Упрощенческому, контрмодернистскому перерождению подвергся далеко не весь ислам, а, во-первых, верхушки суннитских элит, представленных лояльными Западу монархиями Персидского залива, а во-вторых, ряд исламистских движений, наиболее известное из которых - «Братья-мусульмане» - представляет собой агентуру «глубокого залегания», создававшуюся британскими колонизаторами Египта еще с 20-х гг. прошлого века. И если объектом суннитских элит, начиная с ирано-иракской войны, стало конкурирующее шиитское течение в исламе, прежде всего революционный Иран, главным геополитическим оппонентом которого в мусульманском мире является Саудовская Аравия, то исламистские движения сосредоточились на подрыве светских режимов, не желавших расставаться с Модерном. Первая проба сил имела место еще в 1992 г. в Алжире, но по-настоящему они «развернулись» лишь в ходе событий «арабской весны», укрепивших исламизм альянсом с еще одним продуктом западной политической «селекции» - террористическим «интернационалом» во главе с «Аль-Каидой».

Нынешняя ситуация в Сирии уникальна тем, что в попытке «контрмодернизации» этой страны сошлись оба вектора фундаменталистской экспансии.
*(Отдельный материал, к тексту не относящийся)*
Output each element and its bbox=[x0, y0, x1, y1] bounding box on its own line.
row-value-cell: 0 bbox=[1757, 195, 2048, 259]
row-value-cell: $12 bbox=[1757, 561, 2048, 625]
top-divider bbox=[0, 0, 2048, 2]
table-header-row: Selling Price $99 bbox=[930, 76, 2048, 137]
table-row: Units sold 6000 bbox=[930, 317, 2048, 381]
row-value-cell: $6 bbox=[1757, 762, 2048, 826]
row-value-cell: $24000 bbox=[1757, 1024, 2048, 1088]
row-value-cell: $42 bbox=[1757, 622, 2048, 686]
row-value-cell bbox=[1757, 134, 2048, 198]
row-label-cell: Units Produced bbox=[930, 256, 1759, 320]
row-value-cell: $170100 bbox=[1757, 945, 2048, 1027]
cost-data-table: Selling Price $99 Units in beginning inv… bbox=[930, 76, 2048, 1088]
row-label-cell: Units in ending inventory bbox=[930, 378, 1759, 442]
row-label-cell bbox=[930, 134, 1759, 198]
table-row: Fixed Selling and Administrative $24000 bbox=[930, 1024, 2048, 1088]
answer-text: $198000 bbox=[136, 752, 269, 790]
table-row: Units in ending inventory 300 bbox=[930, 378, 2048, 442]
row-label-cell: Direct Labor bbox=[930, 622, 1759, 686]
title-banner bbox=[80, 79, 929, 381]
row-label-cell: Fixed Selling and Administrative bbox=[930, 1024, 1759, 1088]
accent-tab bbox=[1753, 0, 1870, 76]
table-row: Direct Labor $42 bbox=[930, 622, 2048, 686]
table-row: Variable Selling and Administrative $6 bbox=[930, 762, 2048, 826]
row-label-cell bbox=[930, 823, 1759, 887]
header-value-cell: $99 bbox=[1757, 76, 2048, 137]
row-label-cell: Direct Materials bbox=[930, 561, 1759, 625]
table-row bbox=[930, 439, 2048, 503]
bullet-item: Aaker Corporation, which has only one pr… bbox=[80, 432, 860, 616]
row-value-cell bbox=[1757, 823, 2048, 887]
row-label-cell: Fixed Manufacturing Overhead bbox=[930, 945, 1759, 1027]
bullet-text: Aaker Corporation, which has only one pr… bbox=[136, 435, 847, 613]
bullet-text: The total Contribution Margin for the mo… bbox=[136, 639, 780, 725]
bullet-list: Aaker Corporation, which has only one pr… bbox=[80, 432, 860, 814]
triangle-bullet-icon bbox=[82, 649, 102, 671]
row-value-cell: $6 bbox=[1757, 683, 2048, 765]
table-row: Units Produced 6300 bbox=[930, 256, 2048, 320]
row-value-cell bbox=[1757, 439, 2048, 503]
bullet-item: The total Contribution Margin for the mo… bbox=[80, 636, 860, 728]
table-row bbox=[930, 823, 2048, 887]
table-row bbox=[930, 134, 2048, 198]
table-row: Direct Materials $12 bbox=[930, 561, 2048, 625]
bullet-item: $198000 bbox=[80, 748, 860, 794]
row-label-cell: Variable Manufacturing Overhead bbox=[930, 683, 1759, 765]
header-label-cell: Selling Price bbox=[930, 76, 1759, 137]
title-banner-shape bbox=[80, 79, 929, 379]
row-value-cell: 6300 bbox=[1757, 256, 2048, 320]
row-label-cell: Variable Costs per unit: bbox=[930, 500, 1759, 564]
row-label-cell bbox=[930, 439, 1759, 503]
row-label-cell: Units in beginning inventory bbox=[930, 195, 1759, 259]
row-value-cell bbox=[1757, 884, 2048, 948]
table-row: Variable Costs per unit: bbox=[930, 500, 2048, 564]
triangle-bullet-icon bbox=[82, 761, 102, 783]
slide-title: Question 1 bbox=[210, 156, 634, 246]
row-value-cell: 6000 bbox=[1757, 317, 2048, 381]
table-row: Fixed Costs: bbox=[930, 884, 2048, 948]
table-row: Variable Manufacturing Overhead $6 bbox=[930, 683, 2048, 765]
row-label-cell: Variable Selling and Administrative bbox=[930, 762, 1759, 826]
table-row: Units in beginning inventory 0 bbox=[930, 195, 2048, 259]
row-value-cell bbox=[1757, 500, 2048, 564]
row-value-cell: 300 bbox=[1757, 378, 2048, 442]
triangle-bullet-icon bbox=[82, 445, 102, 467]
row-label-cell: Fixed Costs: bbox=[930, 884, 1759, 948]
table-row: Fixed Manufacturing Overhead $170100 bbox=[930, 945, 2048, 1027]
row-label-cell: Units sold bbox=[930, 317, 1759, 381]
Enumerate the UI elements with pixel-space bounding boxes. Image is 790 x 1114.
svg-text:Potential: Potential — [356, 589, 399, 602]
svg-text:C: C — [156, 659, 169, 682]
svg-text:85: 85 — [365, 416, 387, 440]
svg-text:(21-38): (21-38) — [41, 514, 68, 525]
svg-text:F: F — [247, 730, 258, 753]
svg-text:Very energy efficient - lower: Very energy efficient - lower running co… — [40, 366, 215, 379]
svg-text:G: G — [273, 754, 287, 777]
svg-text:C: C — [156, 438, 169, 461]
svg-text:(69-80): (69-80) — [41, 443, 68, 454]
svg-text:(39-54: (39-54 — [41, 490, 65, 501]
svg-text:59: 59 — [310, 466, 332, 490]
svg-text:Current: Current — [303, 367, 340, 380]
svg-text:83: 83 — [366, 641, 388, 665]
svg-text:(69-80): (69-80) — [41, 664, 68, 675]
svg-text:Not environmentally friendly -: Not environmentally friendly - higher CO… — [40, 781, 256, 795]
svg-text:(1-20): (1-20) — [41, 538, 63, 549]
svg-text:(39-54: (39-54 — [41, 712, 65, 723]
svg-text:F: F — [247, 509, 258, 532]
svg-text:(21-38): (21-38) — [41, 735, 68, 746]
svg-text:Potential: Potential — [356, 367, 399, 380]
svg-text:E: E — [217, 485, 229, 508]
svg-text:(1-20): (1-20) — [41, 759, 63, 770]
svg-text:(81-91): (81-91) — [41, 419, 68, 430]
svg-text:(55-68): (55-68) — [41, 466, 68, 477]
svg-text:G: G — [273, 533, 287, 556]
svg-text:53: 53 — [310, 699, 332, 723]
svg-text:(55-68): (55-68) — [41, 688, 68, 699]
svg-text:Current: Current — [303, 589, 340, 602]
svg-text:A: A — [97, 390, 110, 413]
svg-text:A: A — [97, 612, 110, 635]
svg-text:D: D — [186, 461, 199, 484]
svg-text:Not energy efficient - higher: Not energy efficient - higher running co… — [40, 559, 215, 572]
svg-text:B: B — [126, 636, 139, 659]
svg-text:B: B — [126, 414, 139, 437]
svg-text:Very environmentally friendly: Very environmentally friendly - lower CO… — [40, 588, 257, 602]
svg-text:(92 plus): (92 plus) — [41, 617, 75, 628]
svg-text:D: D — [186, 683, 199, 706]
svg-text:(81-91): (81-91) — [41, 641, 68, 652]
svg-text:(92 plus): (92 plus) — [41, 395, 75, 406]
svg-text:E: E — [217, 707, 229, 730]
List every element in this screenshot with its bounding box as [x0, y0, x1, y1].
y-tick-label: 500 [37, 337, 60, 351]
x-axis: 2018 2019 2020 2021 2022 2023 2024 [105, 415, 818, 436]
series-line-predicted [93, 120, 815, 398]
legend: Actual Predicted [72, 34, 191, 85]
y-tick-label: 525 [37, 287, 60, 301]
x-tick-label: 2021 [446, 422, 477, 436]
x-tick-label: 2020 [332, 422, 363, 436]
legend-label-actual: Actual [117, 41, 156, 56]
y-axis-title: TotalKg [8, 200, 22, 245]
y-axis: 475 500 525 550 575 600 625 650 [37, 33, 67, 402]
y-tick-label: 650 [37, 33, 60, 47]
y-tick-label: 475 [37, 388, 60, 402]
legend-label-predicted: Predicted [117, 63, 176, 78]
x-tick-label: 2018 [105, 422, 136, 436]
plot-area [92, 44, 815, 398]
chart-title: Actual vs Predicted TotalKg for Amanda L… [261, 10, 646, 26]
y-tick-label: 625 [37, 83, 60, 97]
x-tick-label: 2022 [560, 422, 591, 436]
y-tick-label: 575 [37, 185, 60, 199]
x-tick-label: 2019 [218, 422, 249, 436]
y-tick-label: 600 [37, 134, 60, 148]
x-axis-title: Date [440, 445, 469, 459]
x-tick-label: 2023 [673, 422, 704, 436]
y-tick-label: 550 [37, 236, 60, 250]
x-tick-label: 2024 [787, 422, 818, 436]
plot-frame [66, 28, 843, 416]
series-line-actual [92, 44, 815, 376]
В Ливии, Египте, а также в Турции, где исламизация осуществляется не снизу, а сверху - правительством Р. Эрдогана, суннитский исламизм получил поддержку не только США, но и их ближневосточного «филиала» - Израиля, избравшего объектом своих агрессивных действий проиранскую «Хизбаллу». Тем самым был окончательно оформлен противоречащий, если не сказать несовместимый и убийственный для традиционного ислама альянс Постмодерна «большого Запада» с Контрмодерном «большого Юга». Противостоять ему в нынешних условиях вряд ли по силам египетским военным, и единственной стабилизирующей силой, стоящей на пути тотальной радикализации мусульманского мира, сегодня остается шиитский Иран, который именно за это конъюнктурно, по принципу «громче всех “Держи вора!” кричит сам вор», обвиняется западными «радикализаторами» в экстремизме.

Несмотря на внешнюю видимость бессистемных метаний - от установления до свержения власти «Братьев-мусульман» в Египте и от ввода до вывода воинских контингентов из Ирака и Афганистана, - действия США и Запада на исламском Юге четко запрограммированы на дальнейшее распространение Контрмодерна. То есть на опускание этого региона в архаику и хаос, продвигаемое в полном соответствии с разработками Института проблем сложности в Санта-Фе и его основателя, крупного американского дипломата С. Манна – автора концепции «самоорганизующейся критичности» (управляемого хаоса). Более того, этот курс был ясно сформулирован экс-директором ЦРУ и экс-главой Пентагона Р. Гейтсом в ноябре 2012 г. на Каспийском форуме в Стамбуле. Сказанное им сводилось к тому, что, устроив и раздув хаос в южном подбрюшье России и западном – Китая, США свяжут своих геополитических оппонентов этим вызовом их национальной безопасности и тем самым выиграют время для подготовки к новому этапу глобальной конкуренции, который – не за горами.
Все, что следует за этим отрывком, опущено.